Adentro, bueno, buscas aterrorizado al tipo del pulóver rojo, pero ha desaparecido. Eso, o te volviste daltónico de pronto. El individuo te había señalado a una viejita y asegurado que iba a su vez detrás de ella, pero ahora descubres seis o siete viejitas idénticas, indistinguibles como reguetoneros en pose, probablemente clonadas, en diferentes puntos de esa área con asientos que ya se te figura la antesala del Infierno.
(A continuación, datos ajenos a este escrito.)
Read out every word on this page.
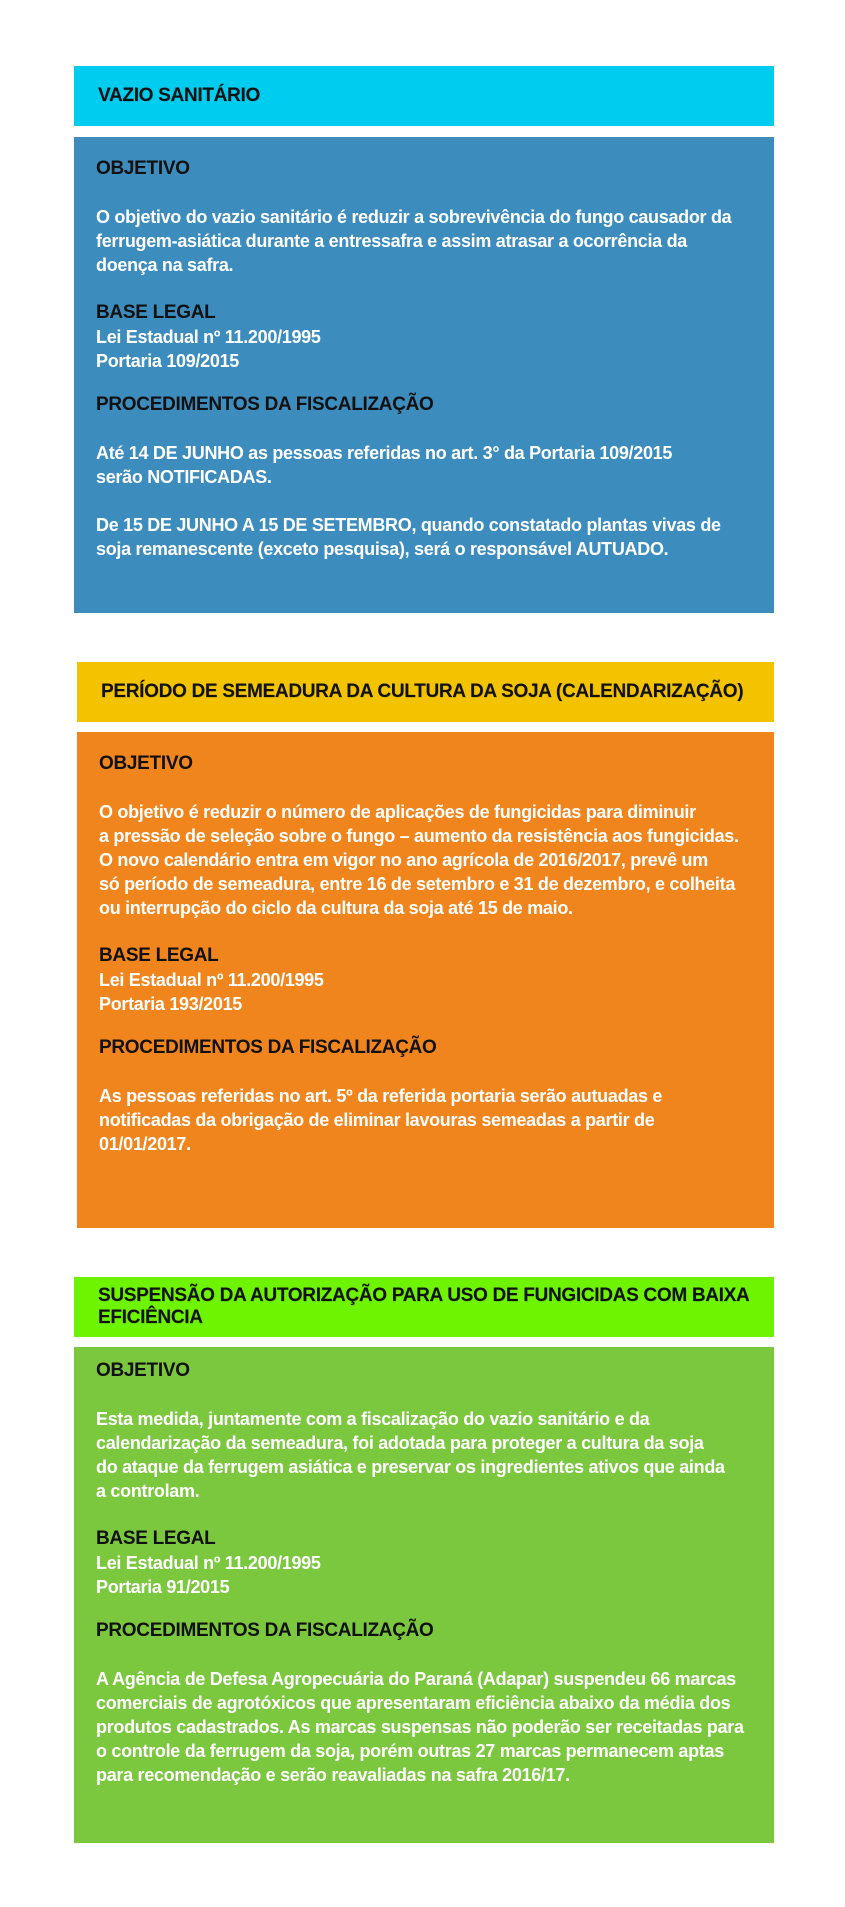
VAZIO SANITÁRIO

OBJETIVO

O objetivo do vazio sanitário é reduzir a sobrevivência do fungo causador da

ferrugem-asiática durante a entressafra e assim atrasar a ocorrência da

doença na safra.

BASE LEGAL

Lei Estadual nº 11.200/1995

Portaria 109/2015

PROCEDIMENTOS DA FISCALIZAÇÃO

Até 14 DE JUNHO as pessoas referidas no art. 3° da Portaria 109/2015

serão NOTIFICADAS.

De 15 DE JUNHO A 15 DE SETEMBRO, quando constatado plantas vivas de

soja remanescente (exceto pesquisa), será o responsável AUTUADO.

PERÍODO DE SEMEADURA DA CULTURA DA SOJA (CALENDARIZAÇÃO)

OBJETIVO

O objetivo é reduzir o número de aplicações de fungicidas para diminuir

a pressão de seleção sobre o fungo – aumento da resistência aos fungicidas.

O novo calendário entra em vigor no ano agrícola de 2016/2017, prevê um

só período de semeadura, entre 16 de setembro e 31 de dezembro, e colheita

ou interrupção do ciclo da cultura da soja até 15 de maio.

BASE LEGAL

Lei Estadual nº 11.200/1995

Portaria 193/2015

PROCEDIMENTOS DA FISCALIZAÇÃO

As pessoas referidas no art. 5º da referida portaria serão autuadas e

notificadas da obrigação de eliminar lavouras semeadas a partir de

01/01/2017.

SUSPENSÃO DA AUTORIZAÇÃO PARA USO DE FUNGICIDAS COM BAIXA EFICIÊNCIA

OBJETIVO

Esta medida, juntamente com a fiscalização do vazio sanitário e da

calendarização da semeadura, foi adotada para proteger a cultura da soja

do ataque da ferrugem asiática e preservar os ingredientes ativos que ainda

a controlam.

BASE LEGAL

Lei Estadual nº 11.200/1995

Portaria 91/2015

PROCEDIMENTOS DA FISCALIZAÇÃO

A Agência de Defesa Agropecuária do Paraná (Adapar) suspendeu 66 marcas

comerciais de agrotóxicos que apresentaram eficiência abaixo da média dos

produtos cadastrados. As marcas suspensas não poderão ser receitadas para

o controle da ferrugem da soja, porém outras 27 marcas permanecem aptas

para recomendação e serão reavaliadas na safra 2016/17.
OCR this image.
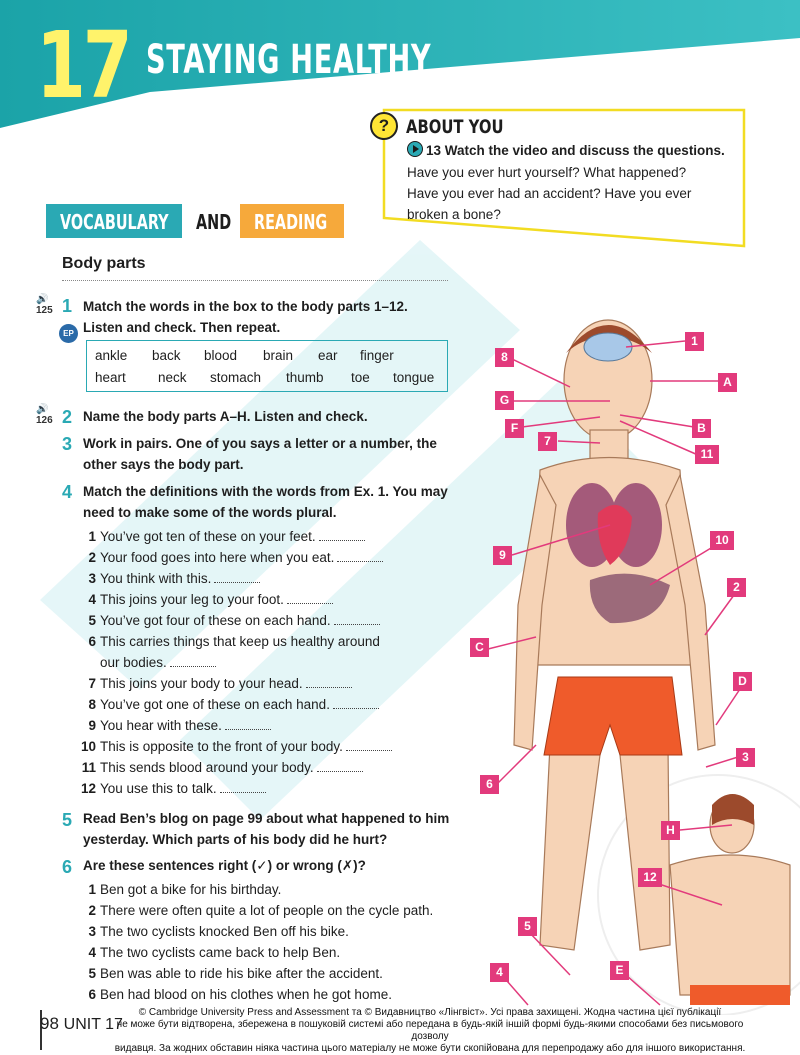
17 STAYING HEALTHY
? ABOUT YOU
13 Watch the video and discuss the questions.
Have you ever hurt yourself? What happened?
Have you ever had an accident? Have you ever
broken a bone?
VOCABULARY AND READING
Body parts
🔊
125 1 Match the words in the box to the body parts 1–12.
EP Listen and check. Then repeat.
ankle back blood brain ear finger
heart neck stomach thumb toe tongue
🔊
126 2 Name the body parts A–H. Listen and check.
3 Work in pairs. One of you says a letter or a number, the
other says the body part.
4 Match the definitions with the words from Ex. 1. You may
need to make some of the words plural.
1 You’ve got ten of these on your feet.
2 Your food goes into here when you eat.
3 You think with this.
4 This joins your leg to your foot.
5 You’ve got four of these on each hand.
6 This carries things that keep us healthy around
our bodies.
7 This joins your body to your head.
8 You’ve got one of these on each hand.
9 You hear with these.
10 This is opposite to the front of your body.
11 This sends blood around your body.
12 You use this to talk.
5 Read Ben’s blog on page 99 about what happened to him
yesterday. Which parts of his body did he hurt?
6 Are these sentences right (✓) or wrong (✗)?
1 Ben got a bike for his birthday.
2 There were often quite a lot of people on the cycle path.
3 The two cyclists knocked Ben off his bike.
4 The two cyclists came back to help Ben.
5 Ben was able to ride his bike after the accident.
6 Ben had blood on his clothes when he got home.
1
2
3
4
5
6
7
8
9
10
11
12
A
B
C
D
E
F
G
H
98 UNIT 17
© Cambridge University Press and Assessment та © Видавництво «Лінгвіст». Усі права захищені. Жодна частина цієї публікації
не може бути відтворена, збережена в пошуковій системі або передана в будь-якій іншій формі будь-якими способами без письмового дозволу
видавця. За жодних обставин ніяка частина цього матеріалу не може бути скопійована для перепродажу або для іншого використання.
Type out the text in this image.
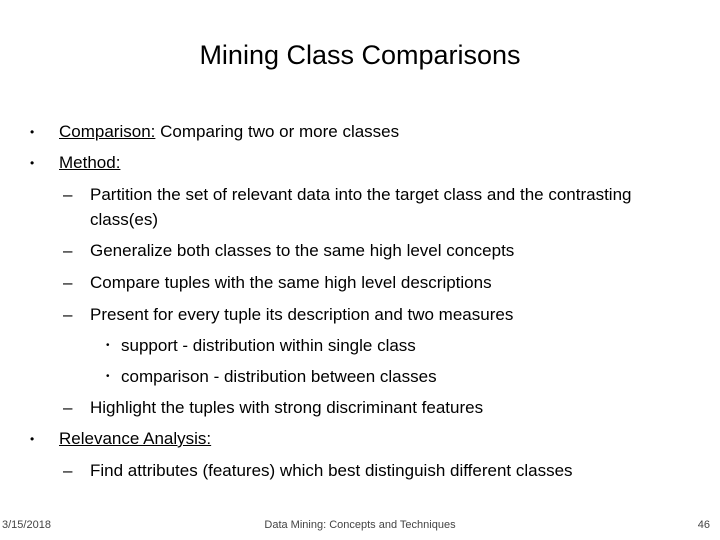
Mining Class Comparisons
• Comparison: Comparing two or more classes
• Method:
– Partition the set of relevant data into the target class and the contrasting
class(es)
– Generalize both classes to the same high level concepts
– Compare tuples with the same high level descriptions
– Present for every tuple its description and two measures
• support - distribution within single class
• comparison - distribution between classes
– Highlight the tuples with strong discriminant features
• Relevance Analysis:
– Find attributes (features) which best distinguish different classes
3/15/2018	Data Mining: Concepts and Techniques	46
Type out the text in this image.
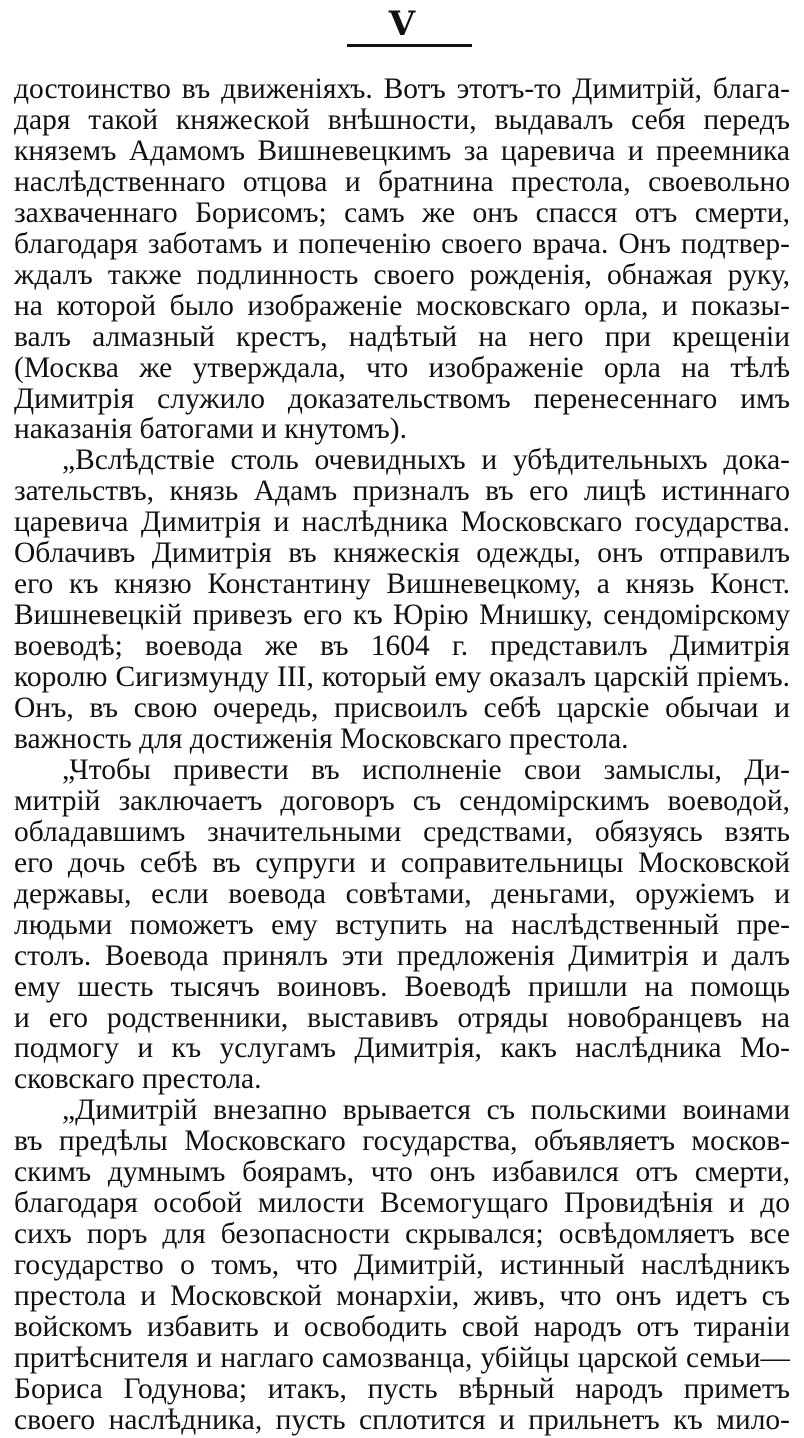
V
достоинство въ движеніяхъ. Вотъ этотъ-то Димитрій, блага-
даря такой княжеской внѣшности, выдавалъ себя передъ
княземъ Адамомъ Вишневецкимъ за царевича и преемника
наслѣдственнаго отцова и братнина престола, своевольно
захваченнаго Борисомъ; самъ же онъ спасся отъ смерти,
благодаря заботамъ и попеченію своего врача. Онъ подтвер-
ждалъ также подлинность своего рожденія, обнажая руку,
на которой было изображеніе московскаго орла, и показы-
валъ алмазный крестъ, надѣтый на него при крещеніи
(Москва же утверждала, что изображеніе орла на тѣлѣ
Димитрія служило доказательствомъ перенесеннаго имъ
наказанія батогами и кнутомъ).
„Вслѣдствіе столь очевидныхъ и убѣдительныхъ дока-
зательствъ, князь Адамъ призналъ въ его лицѣ истиннаго
царевича Димитрія и наслѣдника Московскаго государства.
Облачивъ Димитрія въ княжескія одежды, онъ отправилъ
его къ князю Константину Вишневецкому, а князь Конст.
Вишневецкій привезъ его къ Юрію Мнишку, сендомірскому
воеводѣ; воевода же въ 1604 г. представилъ Димитрія
королю Сигизмунду III, который ему оказалъ царскій пріемъ.
Онъ, въ свою очередь, присвоилъ себѣ царскіе обычаи и
важность для достиженія Московскаго престола.
„Чтобы привести въ исполненіе свои замыслы, Ди-
митрій заключаетъ договоръ съ сендомірскимъ воеводой,
обладавшимъ значительными средствами, обязуясь взять
его дочь себѣ въ супруги и соправительницы Московской
державы, если воевода совѣтами, деньгами, оружіемъ и
людьми поможетъ ему вступить на наслѣдственный пре-
столъ. Воевода принялъ эти предложенія Димитрія и далъ
ему шесть тысячъ воиновъ. Воеводѣ пришли на помощь
и его родственники, выставивъ отряды новобранцевъ на
подмогу и къ услугамъ Димитрія, какъ наслѣдника Мо-
сковскаго престола.
„Димитрій внезапно врывается съ польскими воинами
въ предѣлы Московскаго государства, объявляетъ москов-
скимъ думнымъ боярамъ, что онъ избавился отъ смерти,
благодаря особой милости Всемогущаго Провидѣнія и до
сихъ поръ для безопасности скрывался; освѣдомляетъ все
государство о томъ, что Димитрій, истинный наслѣдникъ
престола и Московской монархіи, живъ, что онъ идетъ съ
войскомъ избавить и освободить свой народъ отъ тираніи
притѣснителя и наглаго самозванца, убійцы царской семьи—
Бориса Годунова; итакъ, пусть вѣрный народъ приметъ
своего наслѣдника, пусть сплотится и прильнетъ къ мило-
Le preguntas a la que más se parece a tu confuso recuerdo y dice que no, que detrás de ella iba una gorda con un pañuelo en la cabeza, y de pronto se mete en la conversación una flaca geniosa que te acusa de querer poner mala la cosa, e intervienen otros y la cosa se pone efectivamente mala pues surgen dos o tres focos de conflicto, y ahora todas las viejitas te miran acusadoras…

Recuerdas cosas que te han ocurrido o que otros te contaron, terroríficas leyendas del folklore bancario: giros que no llegan, documentos incompletos, firmas que faltan o no lucen como deberían… Al fin, rozando el temido horario de almuerzo, llegas y entregas tu cheque. La empleada lo escudriña por delante y por detrás, y cuando te dice que esperes un momento y va a consultar algún detalle con una colega, tienes la sensación de que se trata de un médico que pide una segunda opinión acerca de si un tumor es operable. Con suerte, la muchacha regresa, asegura que todo está bien y te pregunta cómo quieres el dinero. “Rápido”, habría sido tu respuesta si te lo hubiera preguntado al llegar, pero no te conviene señalarte y aún no tienes el tesoro en la mano, así que mascullas que en billetes de a 20 estaría bien. Lo recibes y sales, y al hacerlo miras a los que todavía esperan con altivez y lástima, como un veterano guerrero a los reclutas recién alistados.

Pero ese no fue mi caso. A los 40 minutos me rendí, le dije con dignidad a quien me seguía que ahora iba detrás del fantasmagórico individuo del pulóver rojo, y me fui. A la mañana siguiente cobré el cheque, prácticamente sin cola, en otro banco unas cuadras más abajo.